Tal vez porque siempre disfruté al máximo de la vida, también de aquellos días de Club tengo anécdotas que no olvido a pesar del tiempo transcurrido.
Como cualquier piscina, la de nuestro club tenía una parte que tenía 1,50 de profundidad y otra de unos tres metros. Hasta ese límite llegaban los que no sabían nadar.
Entre los asistentes diarios infaltables figuraba una muchacha que a nosotros nos parecía “grande” porque ya rondaba los veinte años. Era chiquita y retacona, siempre impecable de los pies a la cabeza. Era de los que apenas hacían la plancha o recorrían el perímetro de la pileta agarrándose de la salivadera.
Una de esas tardes, nunca sabremos por qué o cómo, se sumergió de sopetón en la parte más honda y al no hacer pie se desconcertó hundiéndose sin que nadie se diera cuenta.
Es o era creencia general que el que se ahoga flota tres veces antes de desaparecer de la superficie y algo debe tener de verdad, porque nuestra chica asomó la cabeza fuera del agua varias veces mientras gritaba con desesperación “¡Querubino!”, llamando a un amigo que respondía a ese nombre poco común.
Mientras todos mirábamos esa aparición semi paralizados por la sorpresa, el muchacho llamado como un ángel se lanzó al agua y el episodio no fue tragedia.
En la legendaria pileta nadamos, jugamos un patético wáter polo, armamos en ocasiones algunos movimientos en conjunto con ambiciones de ballets acuáticos y en sus aguas celestes, verdosas, o totalmente verdes a medida que se acercaba el jueves, alegramos los veranos y tejimos amistades fuertes y sanas, tan transparentes como el agua del viernes y eso amerita nuestro agradecimiento y apego.
Creo que, en mi afición por nadar, aún en mis actuales ochenta y siete años, está escondida mi alegría de vivir en las más adversas condiciones, producto de una niñez y adolescencia feliz en la que Atlético tuvo un papel muy importante.
*Raquel Piña de Fabregues tiene 87 años.
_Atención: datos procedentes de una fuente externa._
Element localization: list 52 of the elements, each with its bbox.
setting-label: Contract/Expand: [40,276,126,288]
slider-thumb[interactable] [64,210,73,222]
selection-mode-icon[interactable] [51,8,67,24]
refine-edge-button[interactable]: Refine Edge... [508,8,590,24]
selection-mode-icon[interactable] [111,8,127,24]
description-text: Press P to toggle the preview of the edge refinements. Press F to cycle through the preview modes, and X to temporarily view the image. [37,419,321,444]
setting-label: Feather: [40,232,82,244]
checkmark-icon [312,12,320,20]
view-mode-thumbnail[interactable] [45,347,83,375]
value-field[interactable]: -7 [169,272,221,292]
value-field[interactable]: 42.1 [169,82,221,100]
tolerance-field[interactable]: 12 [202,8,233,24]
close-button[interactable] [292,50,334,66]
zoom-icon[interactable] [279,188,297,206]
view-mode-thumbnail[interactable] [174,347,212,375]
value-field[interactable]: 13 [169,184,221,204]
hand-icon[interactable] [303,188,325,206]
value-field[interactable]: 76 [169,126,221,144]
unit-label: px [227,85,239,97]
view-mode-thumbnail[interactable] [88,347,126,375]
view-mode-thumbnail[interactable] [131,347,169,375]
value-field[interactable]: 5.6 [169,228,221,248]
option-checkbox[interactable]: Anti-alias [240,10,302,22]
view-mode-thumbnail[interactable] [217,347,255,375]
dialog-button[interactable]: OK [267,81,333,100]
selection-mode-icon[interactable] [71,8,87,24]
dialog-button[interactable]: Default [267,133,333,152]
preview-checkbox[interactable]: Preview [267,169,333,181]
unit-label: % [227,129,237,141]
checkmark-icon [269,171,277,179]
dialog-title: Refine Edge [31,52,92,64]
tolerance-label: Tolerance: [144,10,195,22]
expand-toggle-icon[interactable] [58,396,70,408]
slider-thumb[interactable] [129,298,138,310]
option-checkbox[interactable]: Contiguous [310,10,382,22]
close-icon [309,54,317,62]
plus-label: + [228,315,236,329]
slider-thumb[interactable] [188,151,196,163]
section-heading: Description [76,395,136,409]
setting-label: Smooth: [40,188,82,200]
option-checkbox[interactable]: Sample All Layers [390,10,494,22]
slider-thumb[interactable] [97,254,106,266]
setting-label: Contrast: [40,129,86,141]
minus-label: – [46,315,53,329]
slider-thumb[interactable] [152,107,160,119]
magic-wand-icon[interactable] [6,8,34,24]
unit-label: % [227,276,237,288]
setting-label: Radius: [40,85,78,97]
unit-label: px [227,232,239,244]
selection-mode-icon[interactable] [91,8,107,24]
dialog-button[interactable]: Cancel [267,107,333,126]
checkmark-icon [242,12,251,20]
Es docente jubilada, escritora, trabajó como periodista y tiene varias ocupaciones como madre, abuela y bisabuela. Escribe desde que lee y aún lo sigue haciendo. Durante algunos años, fue columnista del programa de radio de su hija Celina, con sus Historias de Mamá, que se vieron interrumpidas por una caída y el estrés que eso significó en medio de la pandemia. Este es otro de esos textos de sus tantas historias.